Photo: archive of Radio Prague
A recent survey conducted by the Research Institute of Brewing and Malting for the newspaper Mladá fronta Dnes made for disquieting reading for many Czech beer lovers. It found that some Czech breweries such as Svijany and Staropramen use a chemical additive called Tetrahop to improve the stability of the beer’s head. Plzeňský Prazdroj – which makes the world famous Pilsner Urquell – and other major brewers argue that using any other substances apart from beer, malt and water is a breach of the traditional Pilsner-type Czech beer and brewing process. In a letter addressed to the Czech Beer and Malt Association they have called for stricter definition of the industry quality control label České Pivo. Václav Berka is a senior brewer at Plzeňský Prazdroj:

“This definition is too open and it is necessary to be stronger in the indication of what is České pivo. There should be only hops, malt and water in beer, which is exactly what we are using in producing Pilsner Urquell, Gambrinus, Kozel, Radegast and other beers. It is necessary to stop using additives like this chemically modified hop product. It is not created by natural brewing process. This is why we are against using this product and of course we are against the enzymes and chemically modified hop-products.”

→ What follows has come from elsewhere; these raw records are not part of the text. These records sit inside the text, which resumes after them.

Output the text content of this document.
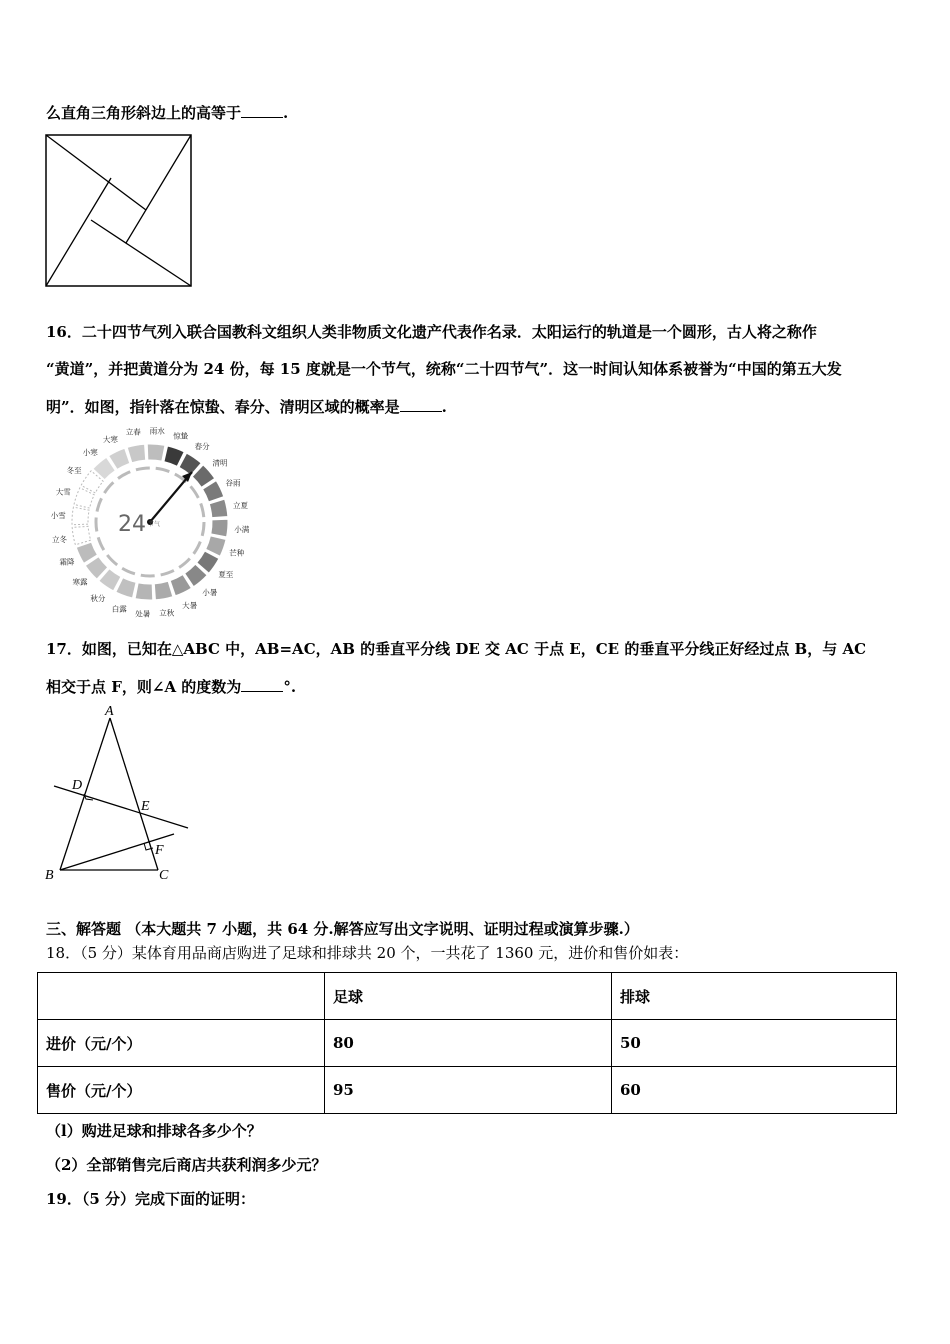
么直角三角形斜边上的高等于	.
16．二十四节气列入联合国教科文组织人类非物质文化遗产代表作名录．太阳运行的轨道是一个圆形，古人将之称作
“黄道”，并把黄道分为 24 份，每 15 度就是一个节气，统称“二十四节气”．这一时间认知体系被誉为“中国的第五大发
明”．如图，指针落在惊蛰、春分、清明区域的概率是	.
立春 雨水
惊蛰
春分
清明
谷雨
立夏
小满
芒种
夏至
小暑
大暑
立秋
处暑
白露
秋分
寒露
霜降
立冬
小雪
大雪
冬至
小寒
大寒
24 节气
17．如图，已知在△ABC 中，AB=AC，AB 的垂直平分线 DE 交 AC 于点 E，CE 的垂直平分线正好经过点 B，与 AC
相交于点 F，则∠A 的度数为	°.
A
B	C
D
E
F
三、解答题 （本大题共 7 小题，共 64 分.解答应写出文字说明、证明过程或演算步骤.）
18．（5 分）某体育用品商店购进了足球和排球共 20 个，一共花了 1360 元，进价和售价如表：
	足球	排球
进价（元/个）	80	50
售价（元/个）	95	60
（l）购进足球和排球各多少个？
（2）全部销售完后商店共获利润多少元？
19．（5 分）完成下面的证明：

The České pivo definition should be a clear indicator to consumers that the beer has been produced according to traditional recipes, says Václav Berka, adding these practices present a threat to the good reputation of Czech beer around the world as well as to the trust shown by local consumers. Along with five other brew-masters Berka has also announced a public appeal called “Žijeme českým pivem” or “We Love Czech Beer” addressed to those who care about the future of one of the Czech Republic’s best known products.

“I think that most Czech breweries only use malt, water and hops, just as we do. This is the reason why we launched this initiative. We love Czech beer and we want our fans and other brew-masters to join this initiative. It is very important for the future because we would like to sell the same beer that we received from our father and grandfathers.”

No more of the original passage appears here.